There is a minor critique of buying shares on the secondary market. When we buy shares of a company already trading on the stock market, the company doesn’t get any of that money. The person or entity that sold us the shares gets our money. Therefore, the argument is that our money didn’t have any impact.
Still, I sleep better at night knowing I’ve got money riding on solutions to big problems.
And tonight, I’ll sleep better knowing I don’t have investments in oil and gas companies.
Wealthy people could always invest directly in companies even before an initial public offering that makes the stock available to the rest of us. A decade ago, President Obama signed the JOBS Act, allowing ordinary investors to put money directly into companies more easily.
Two new rules allow this. One is Regulation Crowdfunding, commonly called Reg CF by those who play in this space. The other is Regulation A+. Companies can raise up to $5 million with Reg CF and up to $75 million with Reg A+ without limiting themselves to wealthy investors. Anyone can invest.
Investing in private companies does have a more significant impact than buying shares of large public companies, but it is so much riskier. I love investment crowdfunding. You’ve seen me write about it at some length before. I plan to slowly put about 1 percent of our net worth into such investments. I share that detail to give you a sense of the risk.
At the same time, when lots of people put a little money together, big things can happen. We who invest can take pride in that.
Every month now, I’m hosting the Impact Cherub Club, where we actively discuss making tiny investments in these little private companies working to solve big problems. Learn more about the Club here.

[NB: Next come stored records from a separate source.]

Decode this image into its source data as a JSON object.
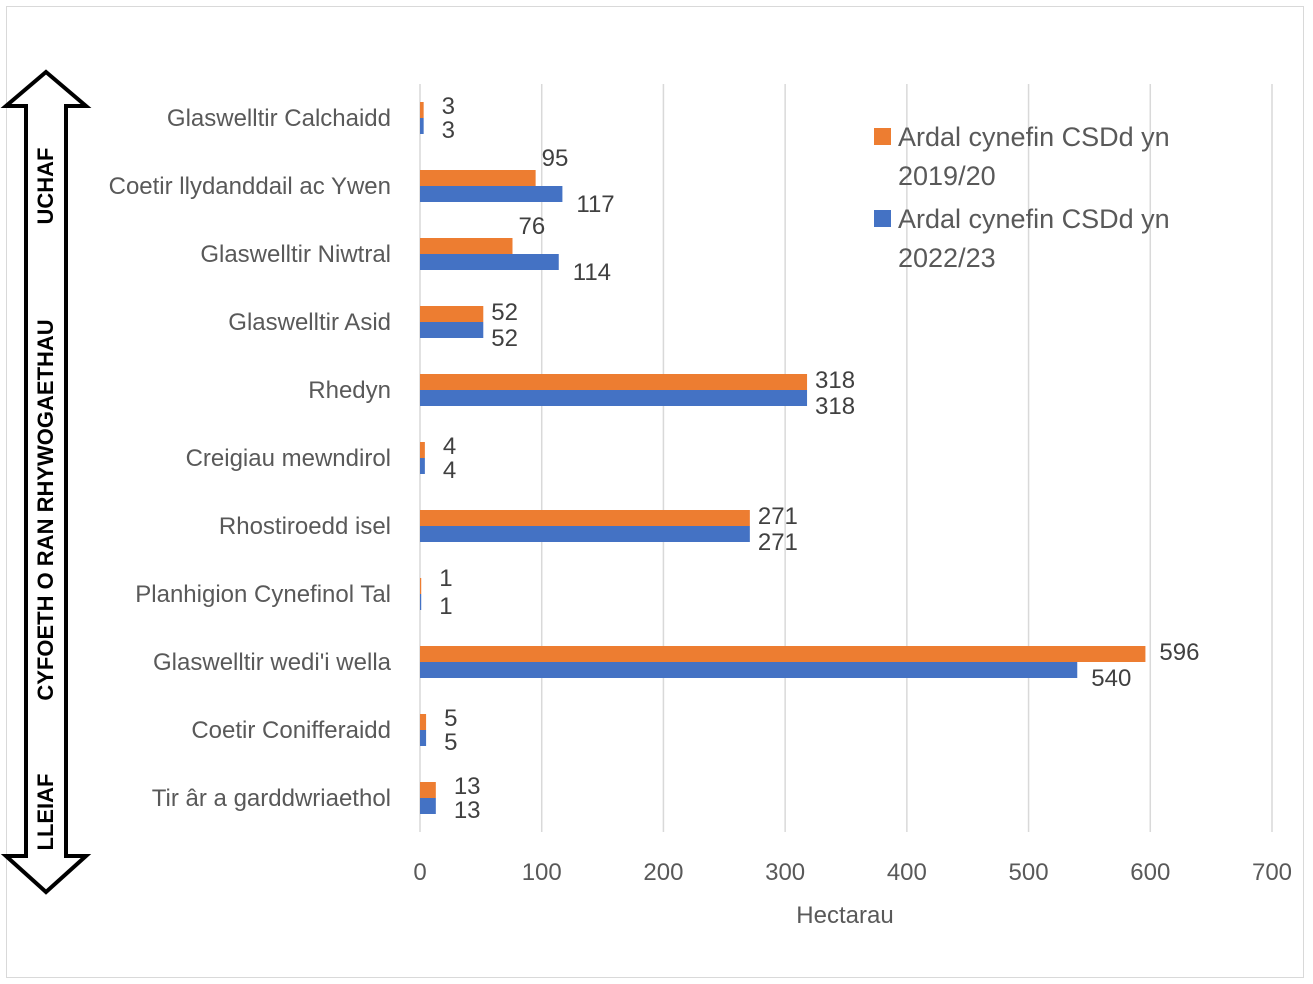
{
  "chart_data": {
    "type": "bar",
    "orientation": "horizontal",
    "categories": [
      "Glaswelltir Calchaidd",
      "Coetir llydanddail ac Ywen",
      "Glaswelltir Niwtral",
      "Glaswelltir Asid",
      "Rhedyn",
      "Creigiau mewndirol",
      "Rhostiroedd isel",
      "Planhigion Cynefinol Tal",
      "Glaswelltir wedi'i wella",
      "Coetir Conifferaidd",
      "Tir âr a garddwriaethol"
    ],
    "series": [
      {
        "name": "Ardal cynefin CSDd yn 2019/20",
        "color": "#ED7D31",
        "values": [
          3,
          95,
          76,
          52,
          318,
          4,
          271,
          1,
          596,
          5,
          13
        ]
      },
      {
        "name": "Ardal cynefin CSDd yn 2022/23",
        "color": "#4472C4",
        "values": [
          3,
          117,
          114,
          52,
          318,
          4,
          271,
          1,
          540,
          5,
          13
        ]
      }
    ],
    "xlabel": "Hectarau",
    "xlim": [
      0,
      700
    ],
    "xticks": [
      0,
      100,
      200,
      300,
      400,
      500,
      600,
      700
    ],
    "grid": true,
    "legend_position": "top-right",
    "side_arrow": {
      "top_label": "UCHAF",
      "middle_label": "CYFOETH O RAN RHYWOGAETHAU",
      "bottom_label": "LLEIAF"
    }
  }
}
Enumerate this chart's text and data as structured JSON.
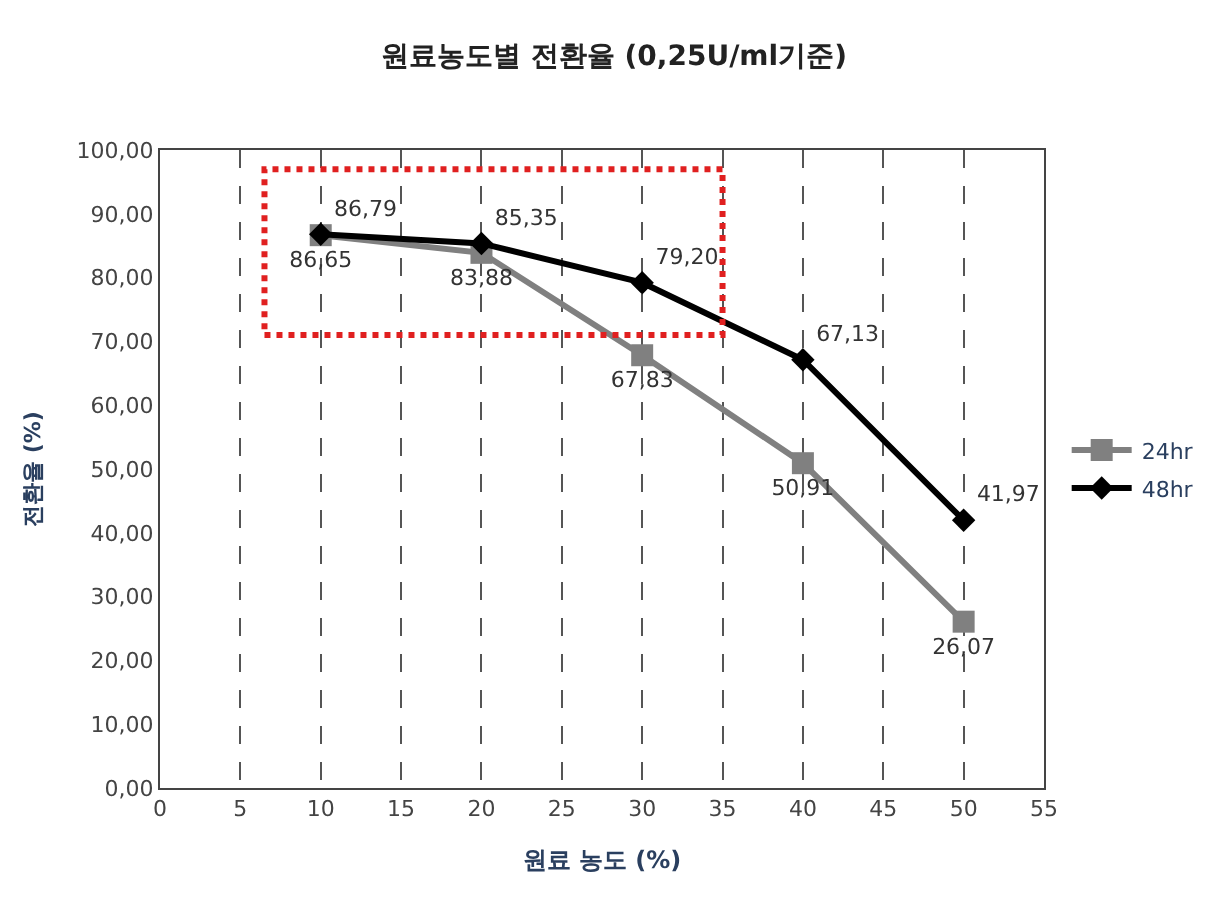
{
  "chart_data": {
    "type": "line",
    "title": "원료농도별 전환율 (0,25U/ml기준)",
    "xlabel": "원료 농도 (%)",
    "ylabel": "전환율 (%)",
    "x": [
      10,
      20,
      30,
      40,
      50
    ],
    "series": [
      {
        "name": "24hr",
        "color": "#808080",
        "marker": "square",
        "values": [
          86.65,
          83.88,
          67.83,
          50.91,
          26.07
        ],
        "value_labels": [
          "86,65",
          "83,88",
          "67,83",
          "50,91",
          "26,07"
        ]
      },
      {
        "name": "48hr",
        "color": "#000000",
        "marker": "diamond",
        "values": [
          86.79,
          85.35,
          79.2,
          67.13,
          41.97
        ],
        "value_labels": [
          "86,79",
          "85,35",
          "79,20",
          "67,13",
          "41,97"
        ]
      }
    ],
    "xlim": [
      0,
      55
    ],
    "xticks": [
      0,
      5,
      10,
      15,
      20,
      25,
      30,
      35,
      40,
      45,
      50,
      55
    ],
    "ylim": [
      0,
      100
    ],
    "yticks": [
      {
        "value": 0,
        "label": "0,00"
      },
      {
        "value": 10,
        "label": "10,00"
      },
      {
        "value": 20,
        "label": "20,00"
      },
      {
        "value": 30,
        "label": "30,00"
      },
      {
        "value": 40,
        "label": "40,00"
      },
      {
        "value": 50,
        "label": "50,00"
      },
      {
        "value": 60,
        "label": "60,00"
      },
      {
        "value": 70,
        "label": "70,00"
      },
      {
        "value": 80,
        "label": "80,00"
      },
      {
        "value": 90,
        "label": "90,00"
      },
      {
        "value": 100,
        "label": "100,00"
      }
    ],
    "grid": "x",
    "legend": "right",
    "line_style": "solid"
  }
}
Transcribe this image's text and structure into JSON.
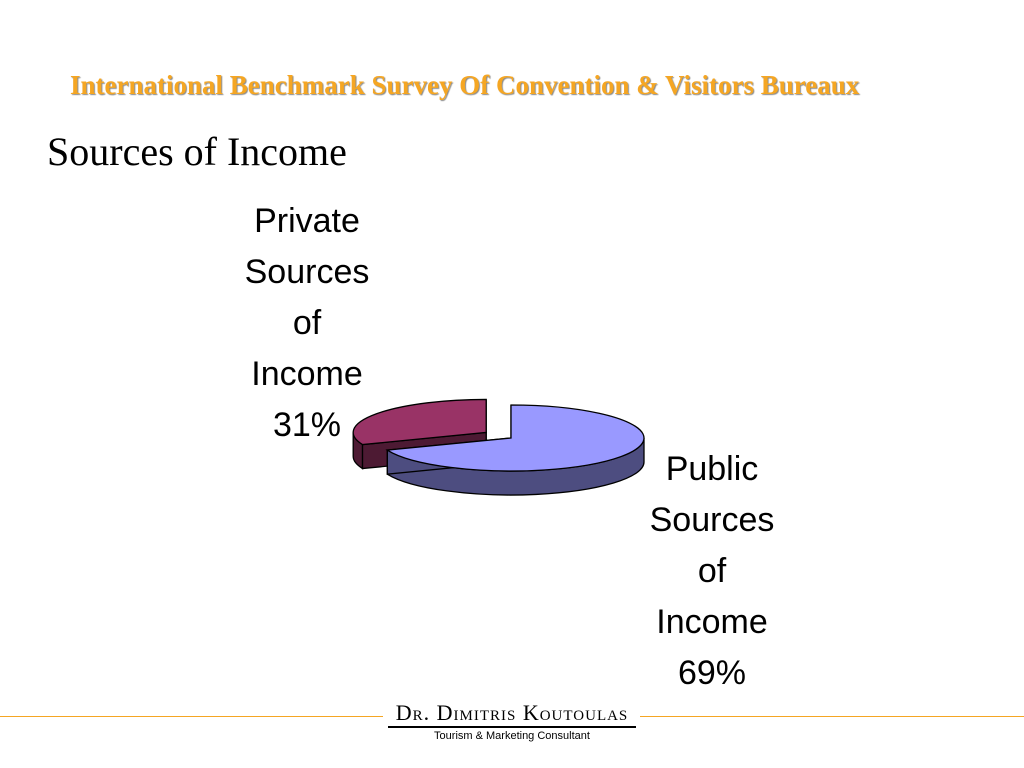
{
  "header": {
    "title": "International Benchmark Survey Of Convention & Visitors Bureaux"
  },
  "slide": {
    "title": "Sources of Income"
  },
  "chart_data": {
    "type": "pie",
    "style": "3d-exploded",
    "title": "",
    "slices": [
      {
        "label_lines": [
          "Private",
          "Sources",
          "of",
          "Income",
          "31%"
        ],
        "name": "Private Sources of Income",
        "value": 31,
        "top_color": "#993366",
        "side_color": "#4d1a33"
      },
      {
        "label_lines": [
          "Public",
          "Sources",
          "of",
          "Income",
          "69%"
        ],
        "name": "Public Sources of Income",
        "value": 69,
        "top_color": "#9999ff",
        "side_color": "#4d4d80"
      }
    ],
    "legend": "none",
    "data_labels": "category name and percentage"
  },
  "footer": {
    "name": "Dr. Dimitris Koutoulas",
    "tagline": "Tourism & Marketing Consultant",
    "rule_color": "#f5a623"
  }
}
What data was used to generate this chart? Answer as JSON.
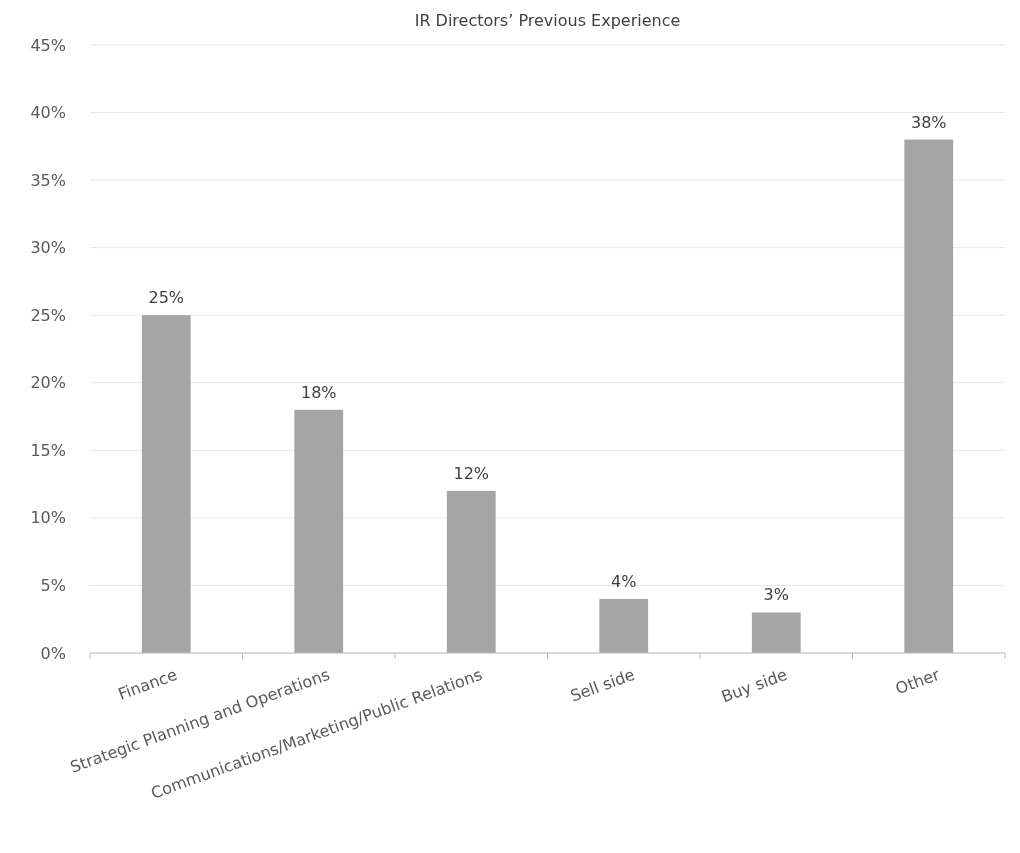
{
  "chart_data": {
    "type": "bar",
    "title": "IR Directors’ Previous Experience",
    "categories": [
      "Finance",
      "Strategic Planning and Operations",
      "Communications/Marketing/Public Relations",
      "Sell side",
      "Buy side",
      "Other"
    ],
    "values": [
      25,
      18,
      12,
      4,
      3,
      38
    ],
    "color": "#a5a5a5",
    "ylim": [
      0,
      45
    ],
    "yticks": [
      {
        "value": 0,
        "label": "0%"
      },
      {
        "value": 5,
        "label": "5%"
      },
      {
        "value": 10,
        "label": "10%"
      },
      {
        "value": 15,
        "label": "15%"
      },
      {
        "value": 20,
        "label": "20%"
      },
      {
        "value": 25,
        "label": "25%"
      },
      {
        "value": 30,
        "label": "30%"
      },
      {
        "value": 35,
        "label": "35%"
      },
      {
        "value": 40,
        "label": "40%"
      },
      {
        "value": 45,
        "label": "45%"
      }
    ],
    "value_labels": [
      "25%",
      "18%",
      "12%",
      "4%",
      "3%",
      "38%"
    ],
    "grid": "y"
  }
}
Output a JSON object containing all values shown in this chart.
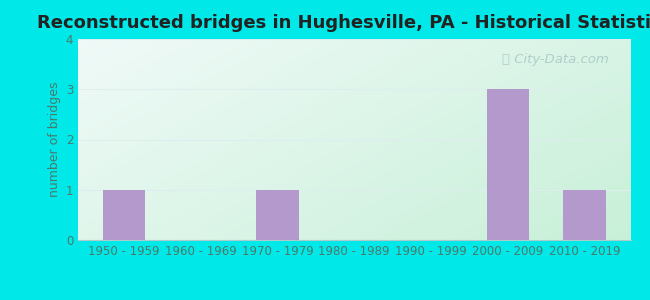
{
  "title": "Reconstructed bridges in Hughesville, PA - Historical Statistics",
  "categories": [
    "1950 - 1959",
    "1960 - 1969",
    "1970 - 1979",
    "1980 - 1989",
    "1990 - 1999",
    "2000 - 2009",
    "2010 - 2019"
  ],
  "values": [
    1,
    0,
    1,
    0,
    0,
    3,
    1
  ],
  "bar_color": "#b399cc",
  "ylabel": "number of bridges",
  "ylim": [
    0,
    4
  ],
  "yticks": [
    0,
    1,
    2,
    3,
    4
  ],
  "background_outer": "#00e8e8",
  "bg_top_right": "#f0faf8",
  "bg_bottom_left": "#c8f0d8",
  "title_color": "#222222",
  "axis_label_color": "#4a7a6a",
  "tick_label_color": "#4a7a6a",
  "title_fontsize": 13,
  "ylabel_fontsize": 9,
  "tick_fontsize": 8.5,
  "watermark_text": "City-Data.com",
  "watermark_color": "#a8c8c8",
  "grid_color": "#ddeeee",
  "spine_color": "#aacccc"
}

In September, I’m hosting SuperCrowd22, the biggest impact crowdfunding conference of the year. We have dozens of speakers already committed, plus a live crowdfunding session where we’ll hear from companies raising money! Free Superpowers for Good subscribers get 50 percent off the list price here of $199, and our paid subscribers get in free!
Here’s your homework:
Learn what you already own.
With advice from tax and other experts, sell what you don’t want.
Look for and buy more mission-aligned investments.
Bonus: join the Impact Cherub Club and attend SuperCrowd22.
You can align your investments with your values so that your philanthropy isn’t just unwinding the problems your money created. Have the impact you want from the start!